Anemia in children occurs when a child does not have enough healthy red blood cells. Red blood cells contain hemoglobin, a protein that enables the movement of oxygen throughout the body. Too few healthy red blood cells means the blood cannot deliver enough oxygen to the tissues. Anemia affects about 20 percent of children in the United States.
One type of anemia common in children is iron deficient anemia, which occurs when the body does not have enough iron to make hemoglobin. Children at the highest risk for this type of anemia include those born prematurely, babies who drink cow's milk before age one or formula not fortified with iron, those who are overweight or obese, and those who do not eat enough iron-rich foods.
If your baby is getting iron-fortified formula, they are likely getting enough iron in their diet and you don't need to worry about this form of anemia impacting them. If you're breastfeeding, talk to your pediatrician about giving your baby an iron supplement. For older children, ensure you feed them iron-rich foods, like beans, spinach, and chicken. Don't give kids more than 24 ounces of milk in a day and ensure they are getting enough vitamin C, which helps the body absorb iron. Foods rich in vitamin C include strawberries and citrus fruits.
Another form of anemia in children is megaloblastic anemia. The bone marrow produces fewer red blood cells than normal, and those that are produced do not live very long. The most common cause of this type of anemia is folic acid or vitamin B-12 deficiency, but digestive diseases, malabsorption disorders, and certain medications can also cause it.
To diagnose megaloblastic anemia in children, the doctor will run some blood tests, including checking the amount of hemoglobin. They may also do a bone marrow biopsy and a barium study to view the digestive system. Treatment depends on the severity of the condition as well as the child's age and overall health. Most children with megaloblastic anemia get B-12 or folic acid supplements.
Hemolytic anemia in children occurs when red blood cells are destroyed faster than the body can replace them. The extrinsic form of hemolytic anemia occurs when the body produces healthy red blood cells, but they are destroyed by an infection, medication, tumor, or autoimmune disorder. Specific causes of extrinsic hemolytic anemia include E. coli infections, hepatitis, lupus, rheumatoid arthritis, and ulcerative colitis.
Intrinsic hemolytic anemia in children is when the red blood cells are destroyed due to a defect within the cell. These conditions are normally inherited. One cause of intrinsic hemolytic anemia is sickle cell disease, in which the hemoglobin in the red blood cells clumps together, and the red blood cells take on a crescent or sickle shape. These sickle cells are fragile and sticky, blocking normal blood flow and preventing oxygen delivery. While healthy blood cells live for about 120 days, sickle cells live only seven to 20 days. The body cannot replace them that quickly, which causes anemia.
Testing for hemolytic anemia in chlidren includes blood tests to measure hemoglobin and liver function and to test for the presence of certain antibodies. The pediatrician may also order a bone marrow biopsy to examine the number, size, and maturity of the red blood cells produced. Treatment depends on the age, medical history, and overall health of the child as well as the cause of the anemia. Possible treatments include blood transfusions and corticosteroids. In severe cases, the child may need immunosuppressive therapy or surgery to remove the spleen.
Aplastic anemia in children is a serious medical condition. This form of anemia occurs when the bone marrow does not produce enough red blood cells.
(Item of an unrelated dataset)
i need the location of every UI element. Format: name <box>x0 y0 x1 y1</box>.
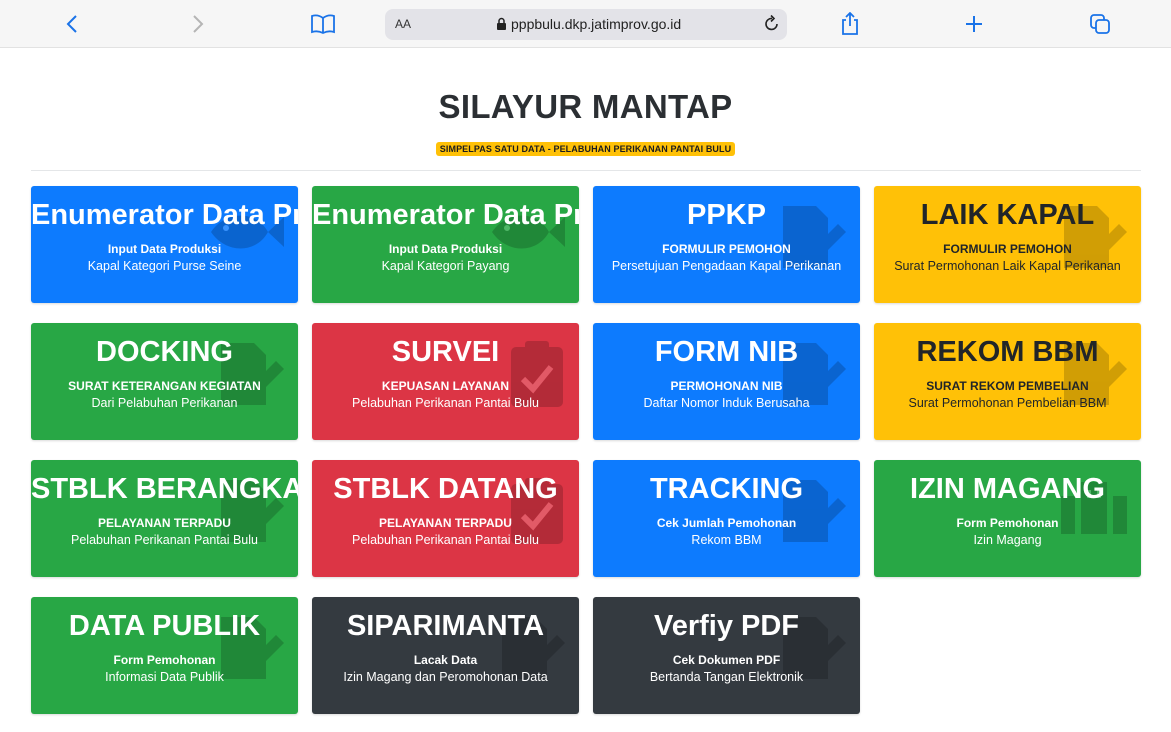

There are many causes of aplastic anemia in children, including liver infection, cancer, chemotherapy, radiation, autoimmune diseases, toxins, and certain medications. Viral infections, like Epstein-Barr and HIV, can also cause aplastic anemia.
Aplastic anemia in children is typically diagnosed by a hematologist, a doctor specializing in blood disorders. Testing typically includes extensive bloodwork and a bone marrow aspiration or biopsy. Treatment depends on the child's general health, age, and the severity of the condition and can include blood transfusions, antibiotics, hormone therapy, immunosuppressive medicine, and stem cell transplant.
Symptoms vary from child to child depending on what form of anemia they have, but many overlap. Some of the most common symptoms of anemia in children are increased heart rate, trouble catching the breath, tiring easily, dizziness, headaches, irritability, swollen tongue, developmental or growth delays, poor wound healing, and yellowing of the skin, eyes, or mouth. Many of these symptoms may look like other health conditions, so it is important to speak to a pediatrician and voice any concerns about anemia.